O Partido Liberal (PL) encaminhou ao Supremo Tribunal Federal um pedido de quebra de sigilo de Marco Aurélio Santana Ribeiro, o Marcola, para apurar um eventual vazamento de informações privilegiadas da Polícia Federal para o presidente Luiz Inácio Lula da Silva (PT). O documento, que tramita sob sigilo, foi enviado pelo senador Rogério Marinho (PL-RN) ao ministro André Mendonça nesta quinta-feira (6 de agosto). A informação foi adiantada pela CNN e confirmada pelo Metrópoles.

O objetivo é esclarecer se integrantes do governo federal tiveram conhecimento prévio de que a Polícia Federal havia chegado ao nome de Marcola durante as investigações. O parlamentar também pediu autorização para busca e apreensão contra o ex-assessor da Presidência, a fim de resguardar eventuais provas.

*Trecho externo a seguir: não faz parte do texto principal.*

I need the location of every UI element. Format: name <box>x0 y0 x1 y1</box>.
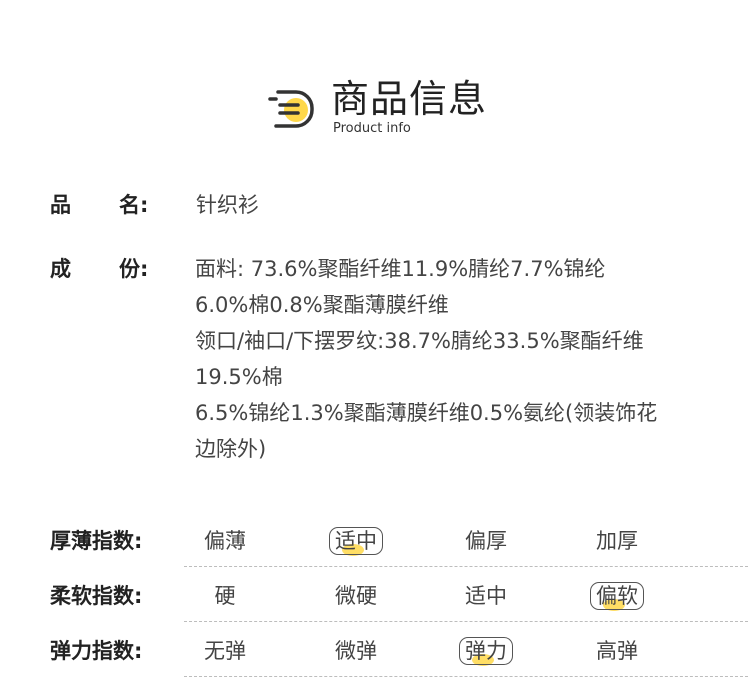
composition-line: 面料: 73.6%聚酯纤维11.9%腈纶7.7%锦纶 <box>195 257 606 281</box>
composition-line: 6.0%棉0.8%聚酯薄膜纤维 <box>195 293 449 317</box>
softness-index-row: 柔软指数: 硬 微硬 适中 偏软 <box>50 576 748 622</box>
product-name-label: 品名: <box>50 193 149 217</box>
composition-label: 成份: <box>50 257 149 281</box>
dashed-divider <box>184 676 748 677</box>
elasticity-index-label: 弹力指数: <box>50 639 143 663</box>
index-option-selected: 弹力 <box>446 631 526 671</box>
composition-text: 面料: 73.6%聚酯纤维11.9%腈纶7.7%锦纶 6.0%棉0.8%聚酯薄膜… <box>195 251 725 467</box>
index-option: 无弹 <box>204 639 246 663</box>
composition-line: 19.5%棉 <box>195 365 283 389</box>
softness-index-label: 柔软指数: <box>50 584 143 608</box>
index-option: 微硬 <box>335 584 377 608</box>
dashed-divider <box>184 621 748 622</box>
product-name-value: 针织衫 <box>196 193 259 217</box>
info-list-icon <box>268 90 314 128</box>
index-option: 硬 <box>214 584 236 608</box>
index-option: 适中 <box>465 584 507 608</box>
index-option: 微弹 <box>335 639 377 663</box>
section-title: 商品信息 <box>331 77 488 121</box>
thickness-index-label: 厚薄指数: <box>50 529 143 553</box>
index-option: 偏厚 <box>465 529 507 553</box>
section-subtitle: Product info <box>333 121 411 136</box>
index-option-selected: 偏软 <box>577 576 657 616</box>
index-option-selected: 适中 <box>316 521 396 561</box>
composition-line: 领口/袖口/下摆罗纹:38.7%腈纶33.5%聚酯纤维 <box>195 329 644 353</box>
index-option: 加厚 <box>596 529 638 553</box>
dashed-divider <box>184 566 748 567</box>
composition-line: 6.5%锦纶1.3%聚酯薄膜纤维0.5%氨纶(领装饰花 <box>195 401 658 425</box>
index-option: 高弹 <box>596 639 638 663</box>
index-option: 偏薄 <box>204 529 246 553</box>
section-header: 商品信息 Product info <box>0 0 750 150</box>
thickness-index-row: 厚薄指数: 偏薄 适中 偏厚 加厚 <box>50 521 748 567</box>
composition-line: 边除外) <box>195 437 267 461</box>
elasticity-index-row: 弹力指数: 无弹 微弹 弹力 高弹 <box>50 631 748 677</box>
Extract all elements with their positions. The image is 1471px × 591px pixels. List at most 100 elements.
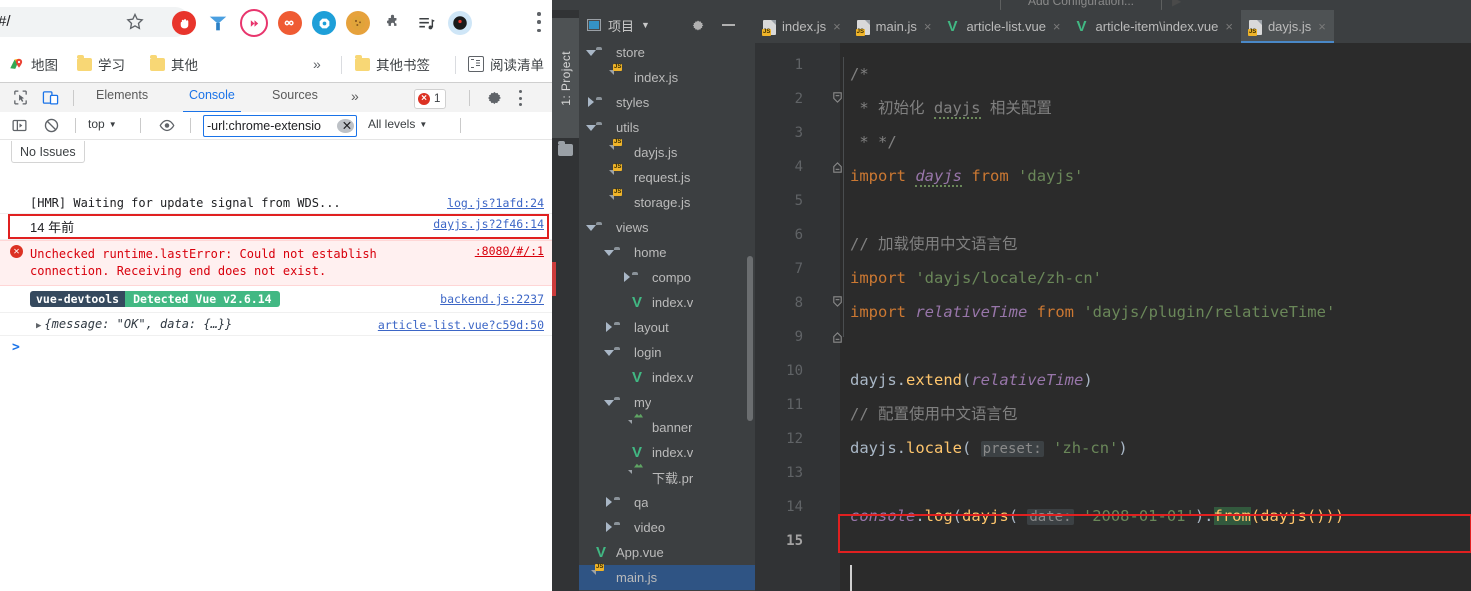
record-icon[interactable]: [448, 11, 472, 35]
tree-item[interactable]: 下载.pr: [579, 465, 755, 490]
minimize-icon[interactable]: [722, 24, 735, 26]
tree-item[interactable]: dayjs.js: [579, 140, 755, 165]
chevron-down-icon[interactable]: [603, 247, 614, 258]
tree-item[interactable]: qa: [579, 490, 755, 515]
chrome-menu-icon[interactable]: [537, 12, 541, 32]
tree-item[interactable]: Vindex.v: [579, 290, 755, 315]
console-message-object[interactable]: ▶ {message: "OK", data: {…}} article-list…: [0, 313, 552, 336]
close-icon[interactable]: ×: [1318, 19, 1326, 34]
message-source-link[interactable]: :8080/#/:1: [475, 244, 544, 258]
message-source-link[interactable]: dayjs.js?2f46:14: [433, 217, 544, 231]
chevron-right-icon[interactable]: [585, 97, 596, 108]
tampermonkey-icon[interactable]: [206, 11, 230, 35]
chevron-down-icon[interactable]: [585, 122, 596, 133]
close-icon[interactable]: ×: [833, 19, 841, 34]
clear-console-icon[interactable]: [43, 117, 60, 134]
octagon-icon[interactable]: [312, 11, 336, 35]
tree-item[interactable]: storage.js: [579, 190, 755, 215]
chevron-right-icon[interactable]: [621, 272, 632, 283]
code-line-3: * */: [850, 125, 896, 159]
bookmark-folder-study[interactable]: 学习: [77, 53, 125, 75]
chevron-down-icon[interactable]: [585, 47, 596, 58]
console-filter-input[interactable]: -url:chrome-extensio ✕: [203, 115, 357, 137]
tree-item[interactable]: login: [579, 340, 755, 365]
reading-list-button[interactable]: 阅读清单: [468, 53, 544, 75]
console-context-selector[interactable]: top ▼: [88, 117, 117, 131]
close-icon[interactable]: ×: [924, 19, 932, 34]
message-source-link[interactable]: log.js?1afd:24: [447, 196, 544, 210]
log-level-selector[interactable]: All levels ▼: [368, 117, 427, 131]
gear-icon[interactable]: [487, 90, 503, 106]
console-sidebar-icon[interactable]: [11, 117, 28, 134]
tree-item[interactable]: views: [579, 215, 755, 240]
editor-tab[interactable]: Varticle-list.vue ×: [939, 10, 1068, 43]
tool-window-tab-project[interactable]: 1: Project: [552, 18, 579, 138]
tab-elements[interactable]: Elements: [96, 88, 148, 112]
console-message-hmr[interactable]: [HMR] Waiting for update signal from WDS…: [0, 193, 552, 214]
editor-tab[interactable]: Varticle-item\index.vue ×: [1069, 10, 1241, 43]
console-message-error[interactable]: ✕ Unchecked runtime.lastError: Could not…: [0, 240, 552, 286]
tree-item[interactable]: my: [579, 390, 755, 415]
console-message-vue-devtools[interactable]: vue-devtools Detected Vue v2.6.14 backend…: [0, 286, 552, 313]
tab-console[interactable]: Console: [183, 88, 241, 113]
error-count-badge[interactable]: × 1: [414, 89, 447, 109]
cookie-icon[interactable]: [346, 11, 370, 35]
tree-item[interactable]: utils: [579, 115, 755, 140]
message-source-link[interactable]: backend.js:2237: [440, 292, 544, 306]
chevron-down-icon[interactable]: [585, 222, 596, 233]
tree-item[interactable]: compo: [579, 265, 755, 290]
tree-item[interactable]: home: [579, 240, 755, 265]
clear-input-icon[interactable]: ✕: [337, 119, 354, 133]
tree-item[interactable]: Vindex.v: [579, 365, 755, 390]
bookmark-folder-other[interactable]: 其他: [150, 53, 198, 75]
adblock-icon[interactable]: [172, 11, 196, 35]
editor-tab[interactable]: main.js ×: [849, 10, 940, 43]
tree-item[interactable]: Vindex.v: [579, 440, 755, 465]
tree-scrollbar[interactable]: [747, 256, 753, 421]
bookmark-other-bookmarks[interactable]: 其他书签: [355, 53, 430, 75]
tree-item[interactable]: main.js: [579, 565, 755, 590]
tab-more-chevron-icon[interactable]: »: [351, 88, 359, 112]
chevron-right-icon[interactable]: [603, 522, 614, 533]
tree-item[interactable]: styles: [579, 90, 755, 115]
tree-item[interactable]: index.js: [579, 65, 755, 90]
chevron-right-icon[interactable]: [603, 322, 614, 333]
device-toolbar-icon[interactable]: [42, 89, 59, 106]
bookmark-star-icon[interactable]: [125, 12, 145, 32]
playlist-icon[interactable]: [414, 11, 438, 35]
devtools-more-menu-icon[interactable]: [518, 90, 522, 106]
fast-forward-icon[interactable]: [240, 9, 268, 37]
folder-icon[interactable]: [558, 141, 573, 156]
puzzle-extensions-icon[interactable]: [380, 11, 404, 35]
chevron-down-icon[interactable]: [603, 397, 614, 408]
project-file-tree[interactable]: store index.js styles utils dayjs.js request.…: [579, 40, 755, 591]
console-input-prompt[interactable]: >: [0, 336, 552, 355]
editor-tab[interactable]: index.js ×: [755, 10, 849, 43]
tab-sources[interactable]: Sources: [272, 88, 318, 112]
chevron-right-icon[interactable]: [603, 497, 614, 508]
gear-icon[interactable]: [692, 19, 705, 32]
tree-item[interactable]: store: [579, 40, 755, 65]
tree-item[interactable]: banner: [579, 415, 755, 440]
tree-item[interactable]: layout: [579, 315, 755, 340]
message-source-link[interactable]: article-list.vue?c59d:50: [378, 318, 544, 332]
tree-item[interactable]: request.js: [579, 165, 755, 190]
close-icon[interactable]: ×: [1053, 19, 1061, 34]
address-bar[interactable]: [0, 7, 190, 37]
no-issues-button[interactable]: No Issues: [11, 141, 85, 163]
code-content[interactable]: /* * 初始化 dayjs 相关配置 * */ import dayjs fr…: [838, 43, 1471, 591]
tree-item[interactable]: V App.vue: [579, 540, 755, 565]
tree-item[interactable]: video: [579, 515, 755, 540]
console-message-dayjs[interactable]: 14 年前 dayjs.js?2f46:14: [0, 214, 552, 240]
expand-triangle-icon[interactable]: ▶: [36, 321, 41, 331]
editor-tab[interactable]: dayjs.js ×: [1240, 10, 1334, 43]
close-icon[interactable]: ×: [1225, 19, 1233, 34]
bookmark-maps[interactable]: 地图: [8, 53, 58, 75]
bookmarks-overflow-chevron-icon[interactable]: »: [313, 53, 321, 75]
live-expression-eye-icon[interactable]: [158, 117, 176, 134]
chevron-down-icon[interactable]: [603, 347, 614, 358]
inspect-element-icon[interactable]: [12, 89, 29, 106]
infinity-icon[interactable]: [278, 11, 302, 35]
chevron-down-icon[interactable]: ▼: [641, 20, 650, 30]
run-arrow-icon[interactable]: ▶: [1172, 0, 1181, 8]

MARCOLA DEIXOU A CAMPANHA APÓS REVELAÇÃO DOS REPASSES

Marcola deixou a coordenação da campanha de Lula após a revelação de que havia recebido dinheiro da empresária Roberta Luchsinger. Ela é apontada como ligada a Antônio Carlos Camilo Antunes, o Careca do INSS, e também é amiga de Fábio Luís Lula da Silva, o Lulinha, filho do presidente e investigado por tráfico de influência.

Em nota, Marcola admitiu ter recebido repasses financeiros da empresária. Afirmou que o valor se refere a um empréstimo pessoal já contraído e quitado, negando qualquer ilegalidade. Em comunicado de terça-feira (4 de agosto), o ex-assessor disse que pagou R$ 249 mil a Roberta, sem informar se esse era o valor total recebido.

PEDIDO INCLUI AFASTAMENTO DE SIGILOS E BUSCA E APREENSÃO

Segundo a petição, o PL solicita a apuração de possível vazamento de informações sigilosas extraídas da investigação sob relatoria de André Mendonça, além da cadeia de custódia do material e da eventual utilização indevida de dados protegidos para proteção política. O documento também pede o afastamento dos sigilos bancário e fiscal de Marcola desde 2023 e a expedição de mandado de busca e apreensão de aparelhos, computadores e documentos.

Marcola foi chefe de gabinete de Lula após a posse para o terceiro mandato e deixou o posto nas últimas semanas para integrar a campanha de reeleição. Na quarta-feira (5), pediu para sair da coordenação da campanha a fim de se dedicar à defesa no caso do empréstimo.

A iniciativa do PL ocorre em meio à escalada de tensão envolvendo as investigações do INSS, o entorno do presidente e a relatoria de André Mendonça no STF.